Question #76df0

2 Answers
Dec 18, 2016

The equation would be #y = mx + b#

Explanation:

B is the y intercept, the point of the line that touches some part of the y-axis.

M is the slope (rise over run). You find it by plugging two points on the line into the slope equation: #m = (y_2 - y_1)/(X_2 - x_1)#.

Y is basically the linear function.

So if I have a line with the equation: #y = 2x + 1#

I can plug in values for #x# and #y# (let's say 1). I replace #x# with 1 so --> #y = 2(1) + 1#. SO if #x# is 1, then I can solve the equation and say #y = 3#. That's one point (1, 3) on the line of the equation above. Another value to find another point. #b# is 1 because #y# = 2#x# + 1. That means at (x, #1#) the line touches the y-axis.

And as I gave the equations above, when you find the second coordinate (the first being (1, 3)) by plugging in another value for #x# and solving for #y#, you can find #m#, the slope.

Dec 18, 2016

Perhaps the question refers to the "intercept form" of a line:

#x/a +y/b=1#,
where the #x# intercept is #(a,0)# and the #y# intercept is #(0,b)#.
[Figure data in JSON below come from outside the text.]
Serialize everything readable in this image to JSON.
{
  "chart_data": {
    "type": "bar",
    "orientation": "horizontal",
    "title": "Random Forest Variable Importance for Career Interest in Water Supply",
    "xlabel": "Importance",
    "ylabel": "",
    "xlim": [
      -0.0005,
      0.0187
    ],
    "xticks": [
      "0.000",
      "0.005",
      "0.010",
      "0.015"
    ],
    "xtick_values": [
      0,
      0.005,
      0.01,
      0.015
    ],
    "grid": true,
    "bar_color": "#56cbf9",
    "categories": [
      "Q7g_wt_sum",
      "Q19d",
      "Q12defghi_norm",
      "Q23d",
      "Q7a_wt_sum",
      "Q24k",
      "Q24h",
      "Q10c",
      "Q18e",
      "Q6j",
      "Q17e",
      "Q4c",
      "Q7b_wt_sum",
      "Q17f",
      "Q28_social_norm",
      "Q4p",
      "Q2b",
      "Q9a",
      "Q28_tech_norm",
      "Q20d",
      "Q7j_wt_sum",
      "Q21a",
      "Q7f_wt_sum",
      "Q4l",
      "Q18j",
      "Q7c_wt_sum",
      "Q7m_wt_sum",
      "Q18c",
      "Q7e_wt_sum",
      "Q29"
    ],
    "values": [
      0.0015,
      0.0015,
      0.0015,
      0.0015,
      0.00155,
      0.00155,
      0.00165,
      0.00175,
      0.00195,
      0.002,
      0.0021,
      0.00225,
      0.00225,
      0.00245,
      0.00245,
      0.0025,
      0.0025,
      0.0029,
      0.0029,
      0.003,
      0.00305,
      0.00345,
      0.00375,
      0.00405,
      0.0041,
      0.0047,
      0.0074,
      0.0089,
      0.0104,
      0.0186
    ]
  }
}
To convert this form to slope intercept form #y=mx+b# (where #m# is the slope and #b# is the #y# intercept),

multiply the equation #x/a +y/b=1# by the LCD #ab#

#ab(x/a +y/b =1)#

#(abx)/a +(aby)/b=ab#

#bx+ay=ab#
#-bxcolor(white)(aaa)-bx#

#ay=-bx+ab#

#(ay)/a=(-bx)/a+(ab)/a#

#y=(-b/a)x +b#

So, to convert from the "intercept form" of a line #x/a+y/b=1#
to the "slope intercept form" #y=mx+b#,

the slope #m=-b/a# and the y intercept #b# is equal to the "b" in the intercept form.